Politics and political discussions were part of the
normal household activities, and local political figures like Bill
Ballinger, a leading Engineering Union personality and Secretary of the
local Labour Party, and the Rev James Barr were within the McIntyre
Family circle.
During the 1914-18 War, Motherwell experienced the
benefits and strains of this period. There was considerable expansion of
industrial activity in both coal and steel. Munitions production, led by
Colville’s two steelworks, resulted, for example, in the increase in
the labour force at the Dalzell Works from 2,800 in 1914 to 5,000 at the
end of the War. One of the most notable events of the period was the
employment of around ninety women in armaments work which included
semi-skilled machinery.
The Rev McIntyre’s own politics were of the old
style. He had spoken in favour of a variety of Liberal candidates during
his time in Dumfriesshire but he had a strong pacifist bent and the
horrors of war must have placed a great burden on his conscience.

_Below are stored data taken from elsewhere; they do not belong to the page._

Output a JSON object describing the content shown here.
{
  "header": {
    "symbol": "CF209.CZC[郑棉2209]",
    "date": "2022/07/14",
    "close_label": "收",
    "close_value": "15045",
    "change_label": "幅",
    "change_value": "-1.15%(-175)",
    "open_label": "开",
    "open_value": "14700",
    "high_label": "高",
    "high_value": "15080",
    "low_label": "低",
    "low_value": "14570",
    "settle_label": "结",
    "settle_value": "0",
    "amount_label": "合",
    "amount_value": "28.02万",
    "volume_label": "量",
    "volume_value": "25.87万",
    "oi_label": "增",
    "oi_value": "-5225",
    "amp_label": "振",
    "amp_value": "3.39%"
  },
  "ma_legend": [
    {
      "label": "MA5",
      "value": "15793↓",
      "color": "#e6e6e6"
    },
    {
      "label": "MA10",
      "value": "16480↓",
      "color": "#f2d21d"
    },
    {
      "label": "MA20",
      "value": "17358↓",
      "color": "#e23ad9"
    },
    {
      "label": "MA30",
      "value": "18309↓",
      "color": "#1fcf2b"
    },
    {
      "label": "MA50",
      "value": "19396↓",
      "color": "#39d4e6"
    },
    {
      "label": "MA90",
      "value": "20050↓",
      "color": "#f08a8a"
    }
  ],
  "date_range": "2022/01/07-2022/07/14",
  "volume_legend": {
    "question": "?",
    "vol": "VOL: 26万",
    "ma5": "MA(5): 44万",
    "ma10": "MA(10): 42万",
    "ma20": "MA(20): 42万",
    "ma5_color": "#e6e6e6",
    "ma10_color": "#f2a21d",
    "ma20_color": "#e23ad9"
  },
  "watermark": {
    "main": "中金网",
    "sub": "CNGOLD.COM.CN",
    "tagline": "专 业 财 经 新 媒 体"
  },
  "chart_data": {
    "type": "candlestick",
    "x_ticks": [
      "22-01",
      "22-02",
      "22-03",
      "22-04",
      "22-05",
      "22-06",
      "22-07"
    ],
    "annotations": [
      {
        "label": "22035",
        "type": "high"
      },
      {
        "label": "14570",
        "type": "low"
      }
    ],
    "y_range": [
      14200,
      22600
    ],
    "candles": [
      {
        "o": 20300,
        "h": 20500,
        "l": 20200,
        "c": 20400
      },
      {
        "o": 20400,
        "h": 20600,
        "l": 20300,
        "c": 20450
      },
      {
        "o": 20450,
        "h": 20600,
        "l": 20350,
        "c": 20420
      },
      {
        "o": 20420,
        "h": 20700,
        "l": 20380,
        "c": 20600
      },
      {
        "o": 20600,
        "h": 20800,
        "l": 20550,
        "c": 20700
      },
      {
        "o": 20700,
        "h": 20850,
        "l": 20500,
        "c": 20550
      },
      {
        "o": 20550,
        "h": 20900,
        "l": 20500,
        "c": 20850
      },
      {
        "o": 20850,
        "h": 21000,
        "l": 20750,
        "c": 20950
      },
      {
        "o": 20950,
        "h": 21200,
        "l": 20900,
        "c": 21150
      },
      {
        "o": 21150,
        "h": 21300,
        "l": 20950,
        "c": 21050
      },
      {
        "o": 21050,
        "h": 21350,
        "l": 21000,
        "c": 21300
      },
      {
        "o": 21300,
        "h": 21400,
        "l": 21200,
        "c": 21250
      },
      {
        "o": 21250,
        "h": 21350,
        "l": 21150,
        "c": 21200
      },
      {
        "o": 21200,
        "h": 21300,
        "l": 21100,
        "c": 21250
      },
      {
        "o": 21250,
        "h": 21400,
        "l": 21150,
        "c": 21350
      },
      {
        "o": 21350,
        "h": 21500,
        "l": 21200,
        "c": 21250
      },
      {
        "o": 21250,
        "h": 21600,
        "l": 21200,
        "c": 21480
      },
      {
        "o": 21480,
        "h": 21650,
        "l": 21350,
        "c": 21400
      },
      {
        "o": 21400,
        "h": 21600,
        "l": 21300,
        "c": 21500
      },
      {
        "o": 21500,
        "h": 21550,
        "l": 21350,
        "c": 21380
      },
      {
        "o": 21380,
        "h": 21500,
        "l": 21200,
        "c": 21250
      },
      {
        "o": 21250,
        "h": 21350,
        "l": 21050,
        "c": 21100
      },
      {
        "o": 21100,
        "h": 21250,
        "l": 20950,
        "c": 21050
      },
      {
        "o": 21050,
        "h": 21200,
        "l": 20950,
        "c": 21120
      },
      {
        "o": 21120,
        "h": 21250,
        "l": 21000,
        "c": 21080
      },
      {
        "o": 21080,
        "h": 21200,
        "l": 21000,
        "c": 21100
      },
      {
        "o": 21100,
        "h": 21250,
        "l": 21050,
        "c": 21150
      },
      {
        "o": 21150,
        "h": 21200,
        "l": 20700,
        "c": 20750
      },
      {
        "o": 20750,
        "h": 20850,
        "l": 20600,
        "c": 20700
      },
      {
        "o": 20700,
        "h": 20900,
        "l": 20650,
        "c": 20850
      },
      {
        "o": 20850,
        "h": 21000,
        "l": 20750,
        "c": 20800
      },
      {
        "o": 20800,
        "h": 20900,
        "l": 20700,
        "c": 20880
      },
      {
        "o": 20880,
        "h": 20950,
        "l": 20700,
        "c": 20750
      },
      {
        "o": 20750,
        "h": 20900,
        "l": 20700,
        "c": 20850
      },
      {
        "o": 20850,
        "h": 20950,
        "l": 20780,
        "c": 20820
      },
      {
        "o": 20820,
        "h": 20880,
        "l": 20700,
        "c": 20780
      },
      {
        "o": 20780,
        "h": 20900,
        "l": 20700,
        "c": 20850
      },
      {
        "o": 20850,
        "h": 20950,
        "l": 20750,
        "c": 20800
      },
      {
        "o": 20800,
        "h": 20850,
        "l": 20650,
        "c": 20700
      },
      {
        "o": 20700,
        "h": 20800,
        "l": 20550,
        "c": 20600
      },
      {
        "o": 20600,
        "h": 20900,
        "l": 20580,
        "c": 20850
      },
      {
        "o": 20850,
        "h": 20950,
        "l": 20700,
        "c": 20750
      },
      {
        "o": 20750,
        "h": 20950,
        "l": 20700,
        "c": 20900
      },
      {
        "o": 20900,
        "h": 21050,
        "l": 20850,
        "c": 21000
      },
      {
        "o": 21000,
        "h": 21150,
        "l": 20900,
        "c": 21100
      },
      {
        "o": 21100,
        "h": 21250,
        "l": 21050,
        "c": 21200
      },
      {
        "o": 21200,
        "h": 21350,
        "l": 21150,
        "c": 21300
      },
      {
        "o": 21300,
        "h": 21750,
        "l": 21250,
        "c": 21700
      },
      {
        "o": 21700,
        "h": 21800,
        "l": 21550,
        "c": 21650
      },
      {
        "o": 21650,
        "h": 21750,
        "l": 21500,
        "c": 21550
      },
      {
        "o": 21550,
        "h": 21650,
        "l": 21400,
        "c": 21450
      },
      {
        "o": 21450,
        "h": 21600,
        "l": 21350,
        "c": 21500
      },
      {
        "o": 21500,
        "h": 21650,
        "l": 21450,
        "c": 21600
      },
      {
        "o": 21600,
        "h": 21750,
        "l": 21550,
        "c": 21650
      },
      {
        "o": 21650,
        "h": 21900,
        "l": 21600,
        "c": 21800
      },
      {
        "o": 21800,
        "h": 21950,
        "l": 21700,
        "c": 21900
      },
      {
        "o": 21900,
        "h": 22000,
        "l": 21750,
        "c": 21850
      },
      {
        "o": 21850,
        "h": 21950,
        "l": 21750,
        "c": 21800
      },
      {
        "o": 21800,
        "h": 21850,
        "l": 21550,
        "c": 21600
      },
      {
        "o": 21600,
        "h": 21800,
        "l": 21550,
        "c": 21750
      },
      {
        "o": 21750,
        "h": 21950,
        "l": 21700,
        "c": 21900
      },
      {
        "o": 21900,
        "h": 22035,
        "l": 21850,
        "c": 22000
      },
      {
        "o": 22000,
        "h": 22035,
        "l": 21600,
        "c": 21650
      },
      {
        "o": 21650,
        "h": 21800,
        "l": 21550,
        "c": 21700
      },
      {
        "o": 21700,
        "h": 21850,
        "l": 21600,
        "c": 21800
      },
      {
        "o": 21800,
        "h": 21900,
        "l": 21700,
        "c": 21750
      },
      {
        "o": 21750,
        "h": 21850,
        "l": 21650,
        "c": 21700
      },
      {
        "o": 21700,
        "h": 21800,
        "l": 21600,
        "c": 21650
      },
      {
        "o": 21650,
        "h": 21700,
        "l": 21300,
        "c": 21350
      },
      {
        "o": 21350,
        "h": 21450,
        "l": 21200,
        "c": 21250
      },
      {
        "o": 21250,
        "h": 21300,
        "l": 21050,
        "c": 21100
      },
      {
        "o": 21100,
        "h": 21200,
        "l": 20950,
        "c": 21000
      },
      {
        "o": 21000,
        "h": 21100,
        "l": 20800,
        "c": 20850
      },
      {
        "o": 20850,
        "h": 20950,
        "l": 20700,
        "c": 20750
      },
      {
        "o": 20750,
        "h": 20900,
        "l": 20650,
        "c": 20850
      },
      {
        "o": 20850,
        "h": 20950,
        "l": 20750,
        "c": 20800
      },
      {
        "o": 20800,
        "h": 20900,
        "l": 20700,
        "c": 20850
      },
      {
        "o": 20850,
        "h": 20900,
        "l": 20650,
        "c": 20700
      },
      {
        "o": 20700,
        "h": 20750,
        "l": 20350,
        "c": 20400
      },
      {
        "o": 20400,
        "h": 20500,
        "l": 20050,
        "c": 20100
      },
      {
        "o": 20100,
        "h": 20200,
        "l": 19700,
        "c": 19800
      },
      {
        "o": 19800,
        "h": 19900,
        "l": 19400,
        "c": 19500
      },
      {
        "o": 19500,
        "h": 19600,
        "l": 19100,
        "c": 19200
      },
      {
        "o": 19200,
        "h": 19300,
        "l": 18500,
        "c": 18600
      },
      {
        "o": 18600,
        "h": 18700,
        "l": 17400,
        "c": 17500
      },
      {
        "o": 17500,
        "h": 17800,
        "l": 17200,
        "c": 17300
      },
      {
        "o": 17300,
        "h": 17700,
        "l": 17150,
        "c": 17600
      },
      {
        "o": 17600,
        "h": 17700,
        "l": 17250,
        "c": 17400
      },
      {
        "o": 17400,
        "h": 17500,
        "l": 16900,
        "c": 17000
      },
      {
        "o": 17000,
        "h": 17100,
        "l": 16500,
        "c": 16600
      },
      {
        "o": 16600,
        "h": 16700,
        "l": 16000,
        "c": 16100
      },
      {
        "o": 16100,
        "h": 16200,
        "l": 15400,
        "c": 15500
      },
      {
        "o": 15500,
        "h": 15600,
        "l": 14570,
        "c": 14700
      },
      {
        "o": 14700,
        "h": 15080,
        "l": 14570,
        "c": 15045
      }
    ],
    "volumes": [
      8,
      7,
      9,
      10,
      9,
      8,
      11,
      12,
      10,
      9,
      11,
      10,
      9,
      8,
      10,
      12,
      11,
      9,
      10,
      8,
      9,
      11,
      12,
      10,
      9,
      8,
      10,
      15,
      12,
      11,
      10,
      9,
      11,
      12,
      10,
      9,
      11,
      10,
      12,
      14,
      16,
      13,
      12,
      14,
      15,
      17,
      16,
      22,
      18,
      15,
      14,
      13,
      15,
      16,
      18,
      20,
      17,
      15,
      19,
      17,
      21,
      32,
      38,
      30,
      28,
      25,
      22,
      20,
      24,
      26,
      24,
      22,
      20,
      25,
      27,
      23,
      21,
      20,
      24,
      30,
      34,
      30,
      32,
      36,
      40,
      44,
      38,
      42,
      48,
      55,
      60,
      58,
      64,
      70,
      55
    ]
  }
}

Industrial strife in the town during the War years
was the precursor to party political organisation
and campaigning in the immediate post-war period. The startling result
of this was the election of J. T. W. Newbold as a Communist candidate
for Motherwell in 1922.
It is in this atmosphere of a supportive and
stimulating home that Robert spent his early formative years in a house
owned by his father in Adele Street, Motherwell.
Early schooling for him was at the Knowetop School
which is under a mile from Adele Street and within walking distance. He
spent a vety short time there and then, like his
brothers and sister, attended the then Hairnilton Academy which,
at the time, was fee paying. Despite the fact that the fees were small,
£2-3 per term, the payment for a family of four must have placed
some strain on the Rev McIntyre’s budget.
There is no doubt that the McIntyre quartet were all
talented, with differing and independent interests. Although a close
family and all going to the same school, there is little evidence of any
concerted effort to journey together to and from school, which involved
a considerable walk and tram car journey from the "Ha-penny"
stop to Hamilton Cross and a further walk to the Academy.